FCC Commissioner Urges, Don't Regulate the Internet

Brett Glass writes "In an op-ed in today's Washington Post, FCC Commissioner Robert McDowell makes a case against government regulation of the Internet, opining that 'engineers, not politicians or bureaucrats, should solve engineering problems.' With state governments pressuring ISPs to pull the plug on Usenet, and a proposal now in play for a censored public Internet, McDowell may have a very good point." McDowell is one of the two FCC commissioners who did not vote with the majority to punish Comcast for their BitTorrent throttling.

5 of 343 comments (clear)

  1. Re:Hmmm by tux0r · · Score: 3, Funny

    "Complimentary"?

    Other Human Interaction: Hi there Internet...
    Internet: Wow, you're certainly looking great today, Other Human Interaction!

    --
    ( Redundancy is ) ^ n
  2. Re:Hmmm by noidentity · · Score: 5, Funny

    Is posting on Slashdot a right? If so, how many chara

  3. Re:Hmmm by deathguppie · · Score: 3, Funny

    Is food a right? If so, how much food? What kind of food? Think about it...
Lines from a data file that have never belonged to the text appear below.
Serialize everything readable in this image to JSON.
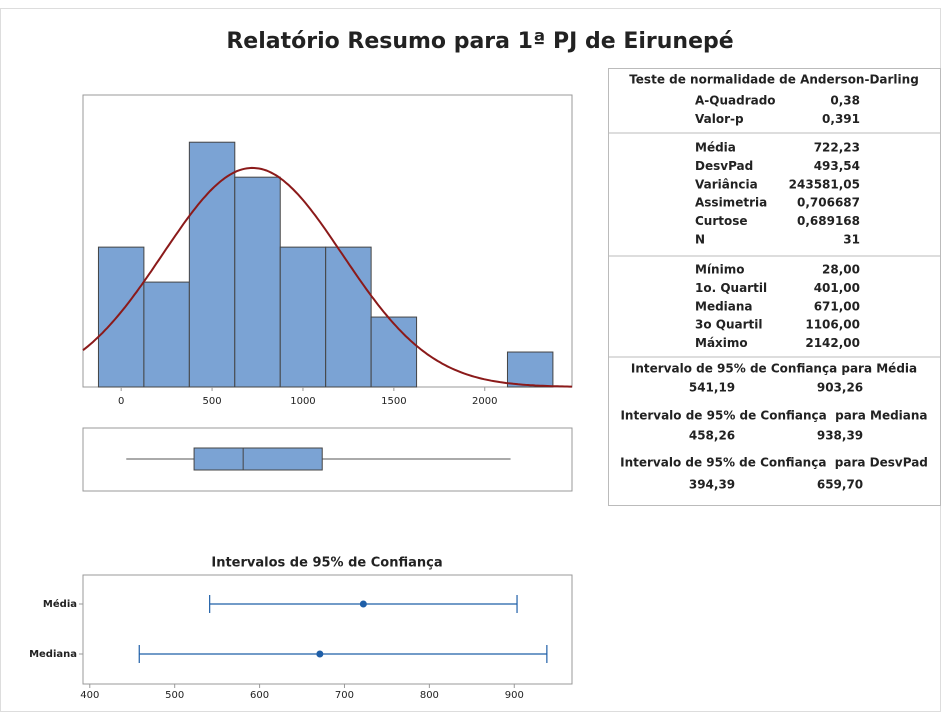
{
  "title": "Relatório Resumo para 1ª PJ de Eirunepé",
  "chart_data": [
    {
      "type": "histogram",
      "bins": [
        -125,
        125,
        375,
        625,
        875,
        1125,
        1375,
        1625,
        1875,
        2125,
        2375
      ],
      "counts": [
        4,
        3,
        7,
        6,
        4,
        4,
        2,
        0,
        0,
        1
      ],
      "color": "#7ba3d4",
      "fit_color": "#8b1a1a",
      "fit_mean": 722.23,
      "fit_sd": 493.54,
      "xlim": [
        -210,
        2480
      ],
      "xticks": [
        0,
        500,
        1000,
        1500,
        2000
      ],
      "ylim": [
        0,
        8.35
      ]
    },
    {
      "type": "boxplot",
      "min": 28,
      "q1": 401,
      "median": 671,
      "q3": 1106,
      "max": 2142,
      "color": "#7ba3d4",
      "xlim": [
        -210,
        2480
      ]
    },
    {
      "type": "interval",
      "title": "Intervalos de 95% de Confiança",
      "categories": [
        "Média",
        "Mediana"
      ],
      "centers": [
        722.23,
        671
      ],
      "lows": [
        541.19,
        458.26
      ],
      "highs": [
        903.26,
        938.39
      ],
      "color": "#1f5fa8",
      "xlim": [
        392,
        968
      ],
      "xticks": [
        400,
        500,
        600,
        700,
        800,
        900
      ]
    }
  ],
  "stats": {
    "header": "Teste de normalidade de Anderson-Darling",
    "normality": [
      [
        "A-Quadrado",
        "0,38"
      ],
      [
        "Valor-p",
        "0,391"
      ]
    ],
    "moments": [
      [
        "Média",
        "722,23"
      ],
      [
        "DesvPad",
        "493,54"
      ],
      [
        "Variância",
        "243581,05"
      ],
      [
        "Assimetria",
        "0,706687"
      ],
      [
        "Curtose",
        "0,689168"
      ],
      [
        "N",
        "31"
      ]
    ],
    "quartiles": [
      [
        "Mínimo",
        "28,00"
      ],
      [
        "1o. Quartil",
        "401,00"
      ],
      [
        "Mediana",
        "671,00"
      ],
      [
        "3o Quartil",
        "1106,00"
      ],
      [
        "Máximo",
        "2142,00"
      ]
    ],
    "ci": [
      {
        "title": "Intervalo de 95% de Confiança para Média",
        "low": "541,19",
        "high": "903,26"
      },
      {
        "title": "Intervalo de 95% de Confiança  para Mediana",
        "low": "458,26",
        "high": "938,39"
      },
      {
        "title": "Intervalo de 95% de Confiança  para DesvPad",
        "low": "394,39",
        "high": "659,70"
      }
    ]
  }
}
    depends.. personally I think those frozen party pizza'a are a'right.. but then someone else might think some other king of food is a'right.. so I would have to say at least on my behalf most food is a'right.. but not all..

    --
    once more into the breach
  4. Re:It's government or corporate, choose your devil by epee1221 · · Score: 2, Funny

    Think long and hard whether these are the folks you want governing the Internet.

    After that, think long and hard about the alternative.

    --
    "The use-mention distinction" is not "enforced here."
  5. Re:Hmmm by Brett+Glass · · Score: 2, Funny

    Comcast was throttling based on behavior, not content. (And it was doing something very reasonable. BitTorrent is a bad actor; its purpose is to hog bandwidth.) It's the FCC, on the other hand, that has proposed blocking content. (See the link about sanitized public Internet above.)

    By this I do not mean that corporations should always be trusted, but in this case Comcast appears to be far more trustworthy than government.